1. Divers Pères de l’Église mirent en regard l’événement de Noël avec la parole du prophète : un bœuf connaît son propriétaire et un âne la mangeoire chez son maître. Israël ne connaît pas, mon peuple ne comprend pas [3] : là, les deux animaux sont mentionnés à titre de références formelles pour montrer, par un puissant contraste, l’aveuglement du Peuple élu.

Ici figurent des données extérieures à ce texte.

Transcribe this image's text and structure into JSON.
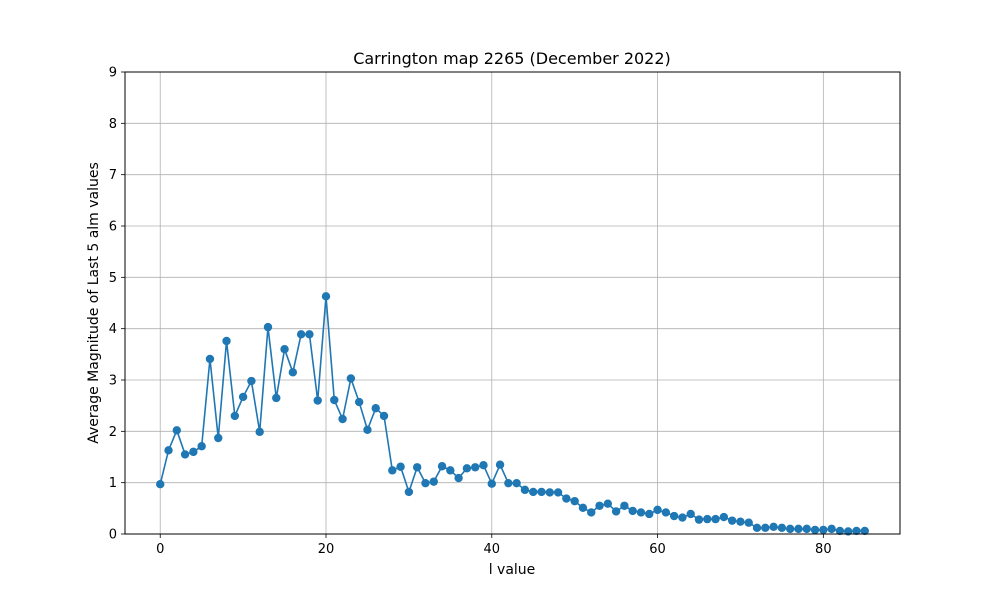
{
  "chart_data": {
    "type": "line",
    "title": "Carrington map 2265 (December 2022)",
    "xlabel": "l value",
    "ylabel": "Average Magnitude of Last 5 alm values",
    "xlim": [
      -4.25,
      89.25
    ],
    "ylim": [
      0,
      9
    ],
    "xticks": [
      0,
      20,
      40,
      60,
      80
    ],
    "yticks": [
      0,
      1,
      2,
      3,
      4,
      5,
      6,
      7,
      8,
      9
    ],
    "grid": true,
    "marker": "circle",
    "color": "#1f77b4",
    "x": [
      0,
      1,
      2,
      3,
      4,
      5,
      6,
      7,
      8,
      9,
      10,
      11,
      12,
      13,
      14,
      15,
      16,
      17,
      18,
      19,
      20,
      21,
      22,
      23,
      24,
      25,
      26,
      27,
      28,
      29,
      30,
      31,
      32,
      33,
      34,
      35,
      36,
      37,
      38,
      39,
      40,
      41,
      42,
      43,
      44,
      45,
      46,
      47,
      48,
      49,
      50,
      51,
      52,
      53,
      54,
      55,
      56,
      57,
      58,
      59,
      60,
      61,
      62,
      63,
      64,
      65,
      66,
      67,
      68,
      69,
      70,
      71,
      72,
      73,
      74,
      75,
      76,
      77,
      78,
      79,
      80,
      81,
      82,
      83,
      84,
      85
    ],
    "y": [
      0.97,
      1.63,
      2.02,
      1.55,
      1.6,
      1.71,
      3.41,
      1.87,
      3.76,
      2.3,
      2.67,
      2.98,
      1.99,
      4.03,
      2.65,
      3.6,
      3.15,
      3.89,
      3.89,
      2.6,
      4.63,
      2.61,
      2.24,
      3.03,
      2.57,
      2.03,
      2.45,
      2.3,
      1.24,
      1.31,
      0.82,
      1.3,
      0.99,
      1.02,
      1.32,
      1.24,
      1.09,
      1.28,
      1.3,
      1.34,
      0.98,
      1.35,
      0.99,
      0.99,
      0.86,
      0.82,
      0.82,
      0.81,
      0.81,
      0.69,
      0.64,
      0.51,
      0.42,
      0.55,
      0.59,
      0.44,
      0.55,
      0.45,
      0.42,
      0.39,
      0.47,
      0.42,
      0.35,
      0.32,
      0.39,
      0.28,
      0.29,
      0.29,
      0.33,
      0.26,
      0.24,
      0.22,
      0.12,
      0.12,
      0.14,
      0.12,
      0.1,
      0.1,
      0.1,
      0.08,
      0.08,
      0.1,
      0.06,
      0.05,
      0.06,
      0.06
    ]
  }
}
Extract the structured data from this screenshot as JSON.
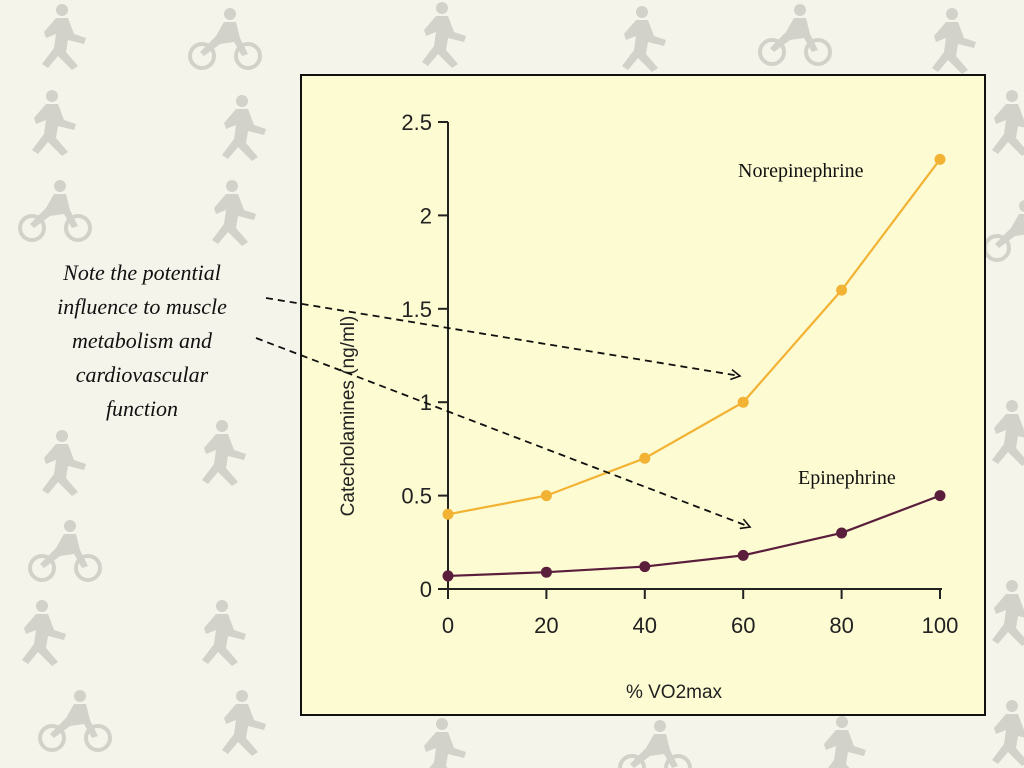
{
  "note": {
    "lines": [
      "Note the potential",
      "influence to muscle",
      "metabolism and",
      "cardiovascular",
      "function"
    ]
  },
  "colors": {
    "background": "#f4f4ea",
    "panel": "#fdfbd2",
    "norepinephrine": "#f2b233",
    "epinephrine": "#5a1d3c",
    "silhouettes": "#cfcfc6"
  },
  "icons": [
    "athlete-silhouette-icon"
  ],
  "chart_data": {
    "type": "line",
    "xlabel": "% VO2max",
    "ylabel": "Catecholamines (ng/ml)",
    "xlim": [
      0,
      100
    ],
    "ylim": [
      0,
      2.5
    ],
    "x_ticks": [
      "0",
      "20",
      "40",
      "60",
      "80",
      "100"
    ],
    "y_ticks": [
      "0",
      "0.5",
      "1",
      "1.5",
      "2",
      "2.5"
    ],
    "x": [
      0,
      20,
      40,
      60,
      80,
      100
    ],
    "grid": false,
    "series": [
      {
        "name": "Norepinephrine",
        "values": [
          0.4,
          0.5,
          0.7,
          1.0,
          1.6,
          2.3
        ],
        "color": "#f2b233"
      },
      {
        "name": "Epinephrine",
        "values": [
          0.07,
          0.09,
          0.12,
          0.18,
          0.3,
          0.5
        ],
        "color": "#5a1d3c"
      }
    ]
  }
}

a) néanmoins, selon l’interprétation typologique qui lui est chère, Origène les personnifie en prenant appui sur leurs caractéristiques opposées ‒ massif, fort, cornes / faible, maigre, grandes oreilles ‒ ainsi que sur leur rôle respectif : bête de trait « sous le joug » / bête de somme et de transport. Ce couple de contraires lui permet un bon agencement symbolique : « L’âne a connu la mangeoire de son maître : ce n’est pas le peuple d’Israël qui a connu la mangeoire de son maître ; c’est un animal impur qui venait de chez les païens. Mais Israël ne m’a pas connu, dit l’Écriture, et mon peuple ne m’a pas compris» [4]. La pensée de l'Alexandrin s'inscrit dans une optique radicale : le bœuf, considéré pur dans l’Ancien Testament, représenterait a priori Israël ; l’âne considéré comme impur[5] les chrétiens. Or, c’est ce dernier qui connaît la mangeoire où repose l’Enfant Dieu. La venue de Jésus marquerait donc un échange de statut entre le bœuf et l’âne, entre les Juifs et les Nations : ceux qui étaient considérés comme impurs seraient devenus purs, et vice-versa. D’Israël, l’Élection serait passée à l’Église.

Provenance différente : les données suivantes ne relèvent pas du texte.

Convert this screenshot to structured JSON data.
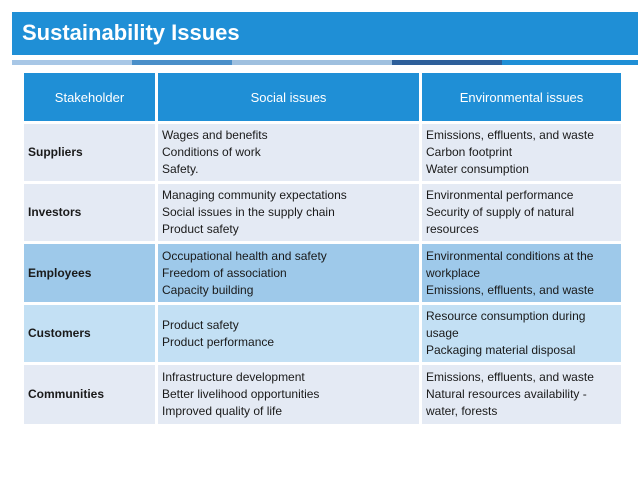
{
  "title": "Sustainability Issues",
  "headers": [
    "Stakeholder",
    "Social issues",
    "Environmental issues"
  ],
  "rows": [
    {
      "stakeholder": "Suppliers",
      "social": [
        "Wages and benefits",
        "Conditions of work",
        "Safety."
      ],
      "environmental": [
        "Emissions, effluents, and waste",
        "Carbon footprint",
        "Water consumption"
      ]
    },
    {
      "stakeholder": "Investors",
      "social": [
        "Managing community expectations",
        "Social issues in the supply chain",
        "Product safety"
      ],
      "environmental": [
        "Environmental performance",
        "Security of supply of natural",
        "resources"
      ]
    },
    {
      "stakeholder": "Employees",
      "social": [
        "Occupational health and safety",
        "Freedom of association",
        "Capacity building"
      ],
      "environmental": [
        "Environmental conditions at the",
        "workplace",
        "Emissions, effluents, and waste"
      ]
    },
    {
      "stakeholder": "Customers",
      "social": [
        "Product safety",
        "Product performance"
      ],
      "environmental": [
        "Resource consumption during",
        "usage",
        "Packaging material disposal"
      ]
    },
    {
      "stakeholder": "Communities",
      "social": [
        "Infrastructure development",
        "Better livelihood opportunities",
        "Improved quality of life"
      ],
      "environmental": [
        "Emissions, effluents, and waste",
        "Natural resources availability -",
        "water, forests"
      ]
    }
  ],
  "colors": {
    "accent": "#1f8fd6",
    "row_light": "#e4eaf4",
    "row_blue": "#c3e0f4",
    "row_dark": "#9ec9ea"
  }
}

b) progressivement, la parole du prophète induisit un état de fait qui conféra à ces deux animaux familiers le rôle de compagnons du nouveau-né à Noël. Elle offre, en effet, une application directe à son moment : Elle mit au monde son Fils premier-né, l’enveloppa de langes et le coucha dans une crèche [6]. N’y avait-t-il pas là une intention cachée du prophète inspiré ? Une figure à pénétrer : « Le Bœuf, c’est le Juif enchaîné par la Loi ; l’Âne, porteur des lourds fardeaux, c’est celui que chargeait le poids de l’idolâtrie » [7]. Bref, le texte d’Isaïe et le verset de Luc semblaient s’appeler l’un l’autre, et le sous-entendu allégorique de celui-là former le commentaire naturel de celui-ci.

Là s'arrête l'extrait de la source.